Proterra’s ProDrive system is powered by a single UQM PowerPhase 150 permanent magnet (PM) motor, which is rated at 150 kW peak power — 100 kW continuous — and generates 650 Nm of torque. The drive motor is coupled to a newly designed Borg Warner three-speed eGearDrive transmission designed to meet heavy-duty transit requirements.

Meanwhile, the BE35’s proprietary composite body reduces weight approximately 20 percent to 40 percent over a conventional steel or aluminum bus, is crash and element resistant, and designed specifically to accommodate the battery-electric drive technology.
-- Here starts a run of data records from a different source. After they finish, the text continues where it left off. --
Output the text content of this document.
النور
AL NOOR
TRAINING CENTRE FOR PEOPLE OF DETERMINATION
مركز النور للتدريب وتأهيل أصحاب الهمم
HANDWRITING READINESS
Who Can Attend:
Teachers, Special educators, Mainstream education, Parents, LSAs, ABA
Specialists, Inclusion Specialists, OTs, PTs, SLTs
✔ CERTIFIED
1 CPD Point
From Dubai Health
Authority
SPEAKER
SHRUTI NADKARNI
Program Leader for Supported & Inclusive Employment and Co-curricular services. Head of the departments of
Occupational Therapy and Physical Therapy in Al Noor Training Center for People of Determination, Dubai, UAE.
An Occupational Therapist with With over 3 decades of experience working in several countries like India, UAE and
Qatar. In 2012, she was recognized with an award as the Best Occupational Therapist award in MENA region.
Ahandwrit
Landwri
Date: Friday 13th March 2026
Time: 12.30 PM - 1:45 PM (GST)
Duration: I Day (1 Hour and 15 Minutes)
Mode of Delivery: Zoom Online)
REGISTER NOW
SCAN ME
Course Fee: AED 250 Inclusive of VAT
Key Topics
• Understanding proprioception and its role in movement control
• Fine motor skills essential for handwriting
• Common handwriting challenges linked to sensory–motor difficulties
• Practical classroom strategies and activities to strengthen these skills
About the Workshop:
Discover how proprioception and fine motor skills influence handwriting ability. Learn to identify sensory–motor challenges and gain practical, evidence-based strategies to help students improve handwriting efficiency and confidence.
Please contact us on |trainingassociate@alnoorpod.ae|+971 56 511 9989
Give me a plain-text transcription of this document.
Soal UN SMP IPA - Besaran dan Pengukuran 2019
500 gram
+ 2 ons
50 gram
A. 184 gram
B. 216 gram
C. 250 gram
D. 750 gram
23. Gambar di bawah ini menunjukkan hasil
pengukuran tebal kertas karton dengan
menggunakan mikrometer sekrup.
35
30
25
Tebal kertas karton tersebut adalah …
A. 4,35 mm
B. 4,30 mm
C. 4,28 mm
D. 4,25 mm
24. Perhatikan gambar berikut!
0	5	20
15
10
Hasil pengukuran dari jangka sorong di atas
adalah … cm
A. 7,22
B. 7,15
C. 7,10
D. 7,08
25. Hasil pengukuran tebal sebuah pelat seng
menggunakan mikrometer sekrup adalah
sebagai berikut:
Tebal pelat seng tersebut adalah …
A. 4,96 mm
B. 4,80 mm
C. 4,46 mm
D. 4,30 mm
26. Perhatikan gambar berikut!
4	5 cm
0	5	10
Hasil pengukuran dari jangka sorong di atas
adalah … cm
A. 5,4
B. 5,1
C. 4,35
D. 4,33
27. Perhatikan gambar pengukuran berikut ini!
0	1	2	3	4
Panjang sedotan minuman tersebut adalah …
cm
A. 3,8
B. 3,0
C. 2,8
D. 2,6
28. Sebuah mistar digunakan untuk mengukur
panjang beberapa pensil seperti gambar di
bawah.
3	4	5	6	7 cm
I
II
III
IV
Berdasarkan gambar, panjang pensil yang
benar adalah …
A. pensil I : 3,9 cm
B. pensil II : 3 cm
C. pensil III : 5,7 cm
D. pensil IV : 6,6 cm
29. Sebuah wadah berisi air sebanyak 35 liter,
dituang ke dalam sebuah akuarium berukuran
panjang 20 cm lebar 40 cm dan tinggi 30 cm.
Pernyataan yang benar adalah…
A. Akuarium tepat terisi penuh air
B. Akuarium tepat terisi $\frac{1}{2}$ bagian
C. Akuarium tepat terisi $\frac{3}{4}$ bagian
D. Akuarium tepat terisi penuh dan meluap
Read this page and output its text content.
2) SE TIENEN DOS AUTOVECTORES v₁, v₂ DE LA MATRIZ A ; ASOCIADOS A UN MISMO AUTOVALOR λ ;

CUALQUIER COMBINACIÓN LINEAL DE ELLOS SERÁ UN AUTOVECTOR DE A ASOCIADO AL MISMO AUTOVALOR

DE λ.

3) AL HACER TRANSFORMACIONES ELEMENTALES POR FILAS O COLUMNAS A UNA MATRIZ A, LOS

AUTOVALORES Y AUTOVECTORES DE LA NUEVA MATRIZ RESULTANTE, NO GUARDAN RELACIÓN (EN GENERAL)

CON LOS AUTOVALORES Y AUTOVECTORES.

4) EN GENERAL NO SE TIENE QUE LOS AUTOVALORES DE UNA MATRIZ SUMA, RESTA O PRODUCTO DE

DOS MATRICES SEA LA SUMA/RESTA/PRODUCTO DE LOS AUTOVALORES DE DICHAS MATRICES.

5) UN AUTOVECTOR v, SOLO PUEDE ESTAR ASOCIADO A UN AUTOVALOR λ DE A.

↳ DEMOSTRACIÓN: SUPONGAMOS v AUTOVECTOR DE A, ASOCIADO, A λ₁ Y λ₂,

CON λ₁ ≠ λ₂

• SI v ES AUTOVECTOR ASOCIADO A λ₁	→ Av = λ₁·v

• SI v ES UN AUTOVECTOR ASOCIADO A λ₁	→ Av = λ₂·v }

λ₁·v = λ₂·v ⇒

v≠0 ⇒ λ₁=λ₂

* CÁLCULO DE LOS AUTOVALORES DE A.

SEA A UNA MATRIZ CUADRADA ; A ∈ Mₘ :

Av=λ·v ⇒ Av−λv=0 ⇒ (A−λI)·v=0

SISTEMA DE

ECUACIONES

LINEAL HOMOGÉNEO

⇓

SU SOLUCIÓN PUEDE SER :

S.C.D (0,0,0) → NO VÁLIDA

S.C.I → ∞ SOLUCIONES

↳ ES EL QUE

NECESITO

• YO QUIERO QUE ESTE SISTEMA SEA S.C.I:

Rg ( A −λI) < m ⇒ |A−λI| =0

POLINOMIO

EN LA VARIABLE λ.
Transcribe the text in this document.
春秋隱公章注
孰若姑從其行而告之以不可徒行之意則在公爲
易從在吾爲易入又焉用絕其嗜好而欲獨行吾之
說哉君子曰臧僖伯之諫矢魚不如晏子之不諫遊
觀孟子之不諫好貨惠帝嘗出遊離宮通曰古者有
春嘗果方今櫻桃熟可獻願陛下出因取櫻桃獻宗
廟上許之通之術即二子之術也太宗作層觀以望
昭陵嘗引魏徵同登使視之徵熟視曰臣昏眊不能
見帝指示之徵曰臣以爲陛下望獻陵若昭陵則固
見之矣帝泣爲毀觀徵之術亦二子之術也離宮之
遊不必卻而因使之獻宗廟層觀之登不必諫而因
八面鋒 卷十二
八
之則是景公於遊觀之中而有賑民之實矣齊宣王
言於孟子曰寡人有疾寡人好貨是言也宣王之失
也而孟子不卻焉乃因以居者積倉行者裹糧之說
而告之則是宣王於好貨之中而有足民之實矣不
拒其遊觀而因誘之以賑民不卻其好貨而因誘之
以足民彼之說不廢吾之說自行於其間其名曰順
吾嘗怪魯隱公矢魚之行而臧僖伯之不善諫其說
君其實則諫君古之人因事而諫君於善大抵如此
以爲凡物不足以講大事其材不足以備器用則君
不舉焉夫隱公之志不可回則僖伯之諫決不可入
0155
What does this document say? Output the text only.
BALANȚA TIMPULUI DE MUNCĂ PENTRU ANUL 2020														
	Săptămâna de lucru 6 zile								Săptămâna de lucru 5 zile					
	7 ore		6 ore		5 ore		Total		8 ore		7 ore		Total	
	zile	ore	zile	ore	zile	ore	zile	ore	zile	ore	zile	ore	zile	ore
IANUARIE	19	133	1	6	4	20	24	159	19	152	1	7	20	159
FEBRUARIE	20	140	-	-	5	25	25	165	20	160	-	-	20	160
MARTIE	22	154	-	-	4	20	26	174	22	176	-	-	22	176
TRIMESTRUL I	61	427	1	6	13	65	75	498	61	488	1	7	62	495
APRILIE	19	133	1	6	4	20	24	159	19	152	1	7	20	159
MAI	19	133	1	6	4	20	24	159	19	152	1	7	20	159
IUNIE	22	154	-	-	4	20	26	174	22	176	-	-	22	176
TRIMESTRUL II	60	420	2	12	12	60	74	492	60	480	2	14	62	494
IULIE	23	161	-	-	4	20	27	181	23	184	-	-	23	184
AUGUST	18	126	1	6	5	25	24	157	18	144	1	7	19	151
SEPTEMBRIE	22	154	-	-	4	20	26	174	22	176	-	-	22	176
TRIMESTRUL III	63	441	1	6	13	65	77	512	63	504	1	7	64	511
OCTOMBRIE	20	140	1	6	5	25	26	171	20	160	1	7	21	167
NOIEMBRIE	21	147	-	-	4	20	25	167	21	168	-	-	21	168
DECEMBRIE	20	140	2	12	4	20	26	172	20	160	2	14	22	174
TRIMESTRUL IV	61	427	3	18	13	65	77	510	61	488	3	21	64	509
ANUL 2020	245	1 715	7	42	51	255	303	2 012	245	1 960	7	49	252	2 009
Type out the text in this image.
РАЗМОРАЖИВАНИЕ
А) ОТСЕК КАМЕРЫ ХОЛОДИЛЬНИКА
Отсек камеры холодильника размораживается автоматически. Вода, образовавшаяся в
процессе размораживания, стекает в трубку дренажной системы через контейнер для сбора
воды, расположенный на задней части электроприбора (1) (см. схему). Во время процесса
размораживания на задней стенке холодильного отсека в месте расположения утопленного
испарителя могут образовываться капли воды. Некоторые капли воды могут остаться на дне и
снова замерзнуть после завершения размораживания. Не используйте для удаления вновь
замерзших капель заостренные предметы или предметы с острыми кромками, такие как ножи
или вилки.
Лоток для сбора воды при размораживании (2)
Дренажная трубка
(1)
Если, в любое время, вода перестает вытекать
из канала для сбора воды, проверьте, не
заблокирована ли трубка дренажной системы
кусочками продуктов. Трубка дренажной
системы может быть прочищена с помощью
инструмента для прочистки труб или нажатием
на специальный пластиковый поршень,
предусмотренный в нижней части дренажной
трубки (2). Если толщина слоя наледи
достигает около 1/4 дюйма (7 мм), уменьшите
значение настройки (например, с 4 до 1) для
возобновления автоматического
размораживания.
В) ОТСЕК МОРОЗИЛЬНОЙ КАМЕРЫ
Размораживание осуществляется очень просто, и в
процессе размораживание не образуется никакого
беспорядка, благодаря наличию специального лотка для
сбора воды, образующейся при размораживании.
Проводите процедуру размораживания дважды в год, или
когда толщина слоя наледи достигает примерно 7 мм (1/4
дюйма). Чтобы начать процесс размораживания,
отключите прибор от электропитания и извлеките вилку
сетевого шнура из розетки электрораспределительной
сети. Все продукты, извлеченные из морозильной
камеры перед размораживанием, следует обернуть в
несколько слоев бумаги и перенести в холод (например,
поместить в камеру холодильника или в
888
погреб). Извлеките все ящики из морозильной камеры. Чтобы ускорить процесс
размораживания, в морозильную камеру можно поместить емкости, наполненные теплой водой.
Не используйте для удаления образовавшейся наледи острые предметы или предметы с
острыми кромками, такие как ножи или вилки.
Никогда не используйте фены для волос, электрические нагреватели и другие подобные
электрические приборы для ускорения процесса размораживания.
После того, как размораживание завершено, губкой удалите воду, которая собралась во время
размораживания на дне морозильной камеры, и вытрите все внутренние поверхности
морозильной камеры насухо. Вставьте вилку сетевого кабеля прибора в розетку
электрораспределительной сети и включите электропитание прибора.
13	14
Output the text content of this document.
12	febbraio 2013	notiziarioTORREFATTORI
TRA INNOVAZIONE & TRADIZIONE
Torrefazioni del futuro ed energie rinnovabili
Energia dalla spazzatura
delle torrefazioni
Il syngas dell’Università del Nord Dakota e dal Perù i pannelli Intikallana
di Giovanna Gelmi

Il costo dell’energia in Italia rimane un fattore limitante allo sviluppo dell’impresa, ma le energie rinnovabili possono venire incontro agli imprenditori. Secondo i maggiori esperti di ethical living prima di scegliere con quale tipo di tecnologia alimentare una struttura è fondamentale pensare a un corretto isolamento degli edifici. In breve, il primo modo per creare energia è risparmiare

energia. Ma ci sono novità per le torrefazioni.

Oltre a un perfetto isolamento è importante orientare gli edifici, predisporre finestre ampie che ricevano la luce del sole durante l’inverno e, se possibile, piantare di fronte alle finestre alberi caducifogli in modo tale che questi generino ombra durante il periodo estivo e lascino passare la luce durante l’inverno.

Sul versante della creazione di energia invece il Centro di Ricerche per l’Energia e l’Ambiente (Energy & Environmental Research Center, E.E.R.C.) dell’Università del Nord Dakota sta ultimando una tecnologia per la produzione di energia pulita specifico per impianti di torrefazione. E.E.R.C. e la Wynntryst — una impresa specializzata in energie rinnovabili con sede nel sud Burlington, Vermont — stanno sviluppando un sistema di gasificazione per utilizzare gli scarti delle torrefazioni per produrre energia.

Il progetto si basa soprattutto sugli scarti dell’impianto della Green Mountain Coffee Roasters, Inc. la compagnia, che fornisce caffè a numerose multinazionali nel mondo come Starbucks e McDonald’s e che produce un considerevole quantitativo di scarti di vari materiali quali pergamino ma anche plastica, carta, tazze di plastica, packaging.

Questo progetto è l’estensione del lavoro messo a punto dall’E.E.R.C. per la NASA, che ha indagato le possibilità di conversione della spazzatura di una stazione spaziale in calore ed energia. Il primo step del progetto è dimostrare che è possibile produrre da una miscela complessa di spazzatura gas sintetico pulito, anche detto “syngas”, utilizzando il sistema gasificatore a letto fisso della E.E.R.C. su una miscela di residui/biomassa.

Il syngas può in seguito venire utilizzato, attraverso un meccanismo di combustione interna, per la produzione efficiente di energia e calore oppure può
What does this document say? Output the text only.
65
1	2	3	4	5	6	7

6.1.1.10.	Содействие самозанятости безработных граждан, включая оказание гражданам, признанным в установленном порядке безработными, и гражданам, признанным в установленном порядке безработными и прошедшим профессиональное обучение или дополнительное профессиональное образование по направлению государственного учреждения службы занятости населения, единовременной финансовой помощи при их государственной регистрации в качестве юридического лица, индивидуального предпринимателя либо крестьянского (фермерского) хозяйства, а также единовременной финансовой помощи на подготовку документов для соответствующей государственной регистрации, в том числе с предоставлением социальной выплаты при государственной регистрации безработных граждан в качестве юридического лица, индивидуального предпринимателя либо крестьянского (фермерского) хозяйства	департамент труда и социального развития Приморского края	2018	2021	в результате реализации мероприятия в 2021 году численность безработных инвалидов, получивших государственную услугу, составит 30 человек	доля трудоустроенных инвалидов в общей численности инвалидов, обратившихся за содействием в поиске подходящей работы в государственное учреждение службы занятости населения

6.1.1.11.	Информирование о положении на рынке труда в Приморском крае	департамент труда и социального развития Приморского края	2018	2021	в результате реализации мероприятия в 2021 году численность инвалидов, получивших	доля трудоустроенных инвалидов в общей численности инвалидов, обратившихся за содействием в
Because it took a while for Foothill Transit to finish civil work on the installation of the fast-charge stations, the agency just recently began running one of its three buses in full-day operation. The route is approximately 16 miles end-to-end with a commuter rail stop at the midway point, so the buses are charged every 8.2 miles, Hill explained.

“The beauty of the system is that recharging the battery every 8.2 miles only requires four to five minutes charge time to restore the energy,” he added. “We figured if we could give them three hours range that would allow them to miss two layovers and still be able to complete their service, but it is still important that they charge the battery as frequently as possible, because it helps the batteries last longer and shortens the time required for a charge.”

After only two months, Foothill Transit accumulated several thousand miles of data indicating that the EcoRide will exceed its claims of achieving a 500 percent improvement in miles per gallon — diesel equivalent — fuel economy performance over conventional diesel buses. When the BE35’s were Altoona-tested, the vehicles got the equivalent of anywhere from 17 to 29 miles per gallon, which could potentially provide a huge savings in the cost of fuel, according to Hill.

“The FTA pays 80 to 83 percent of the purchase price of the bus. For something like this, we think they will eventually pay 90 percent. One hundred percent of the fuel cost comes from the transit agency, though, so they are much more concerned about the cost of fuel then they are the cost of the bus,” Hill said. “So, if you’re spending, on the average, $45,000 for fuel on a bus and I can come in and give you a bus that will cost about $7,000 a year in fuel, that is very significant.”

Currently, Proterra is assembling its BE35 buses and Fast-Fill charging stations at its Phase 1 manufacturing facility in Greenville, S.C., and is working aggressively with local support to break ground on its larger state-of-the-art Phase 2 plant located on Clemson University’s International Center for Automotive Research campus in the spring of 2011.


About the Author
Alex Roman is managing editor of Metro Magazine, serving the bus and rail transit and motorcoach operations industry.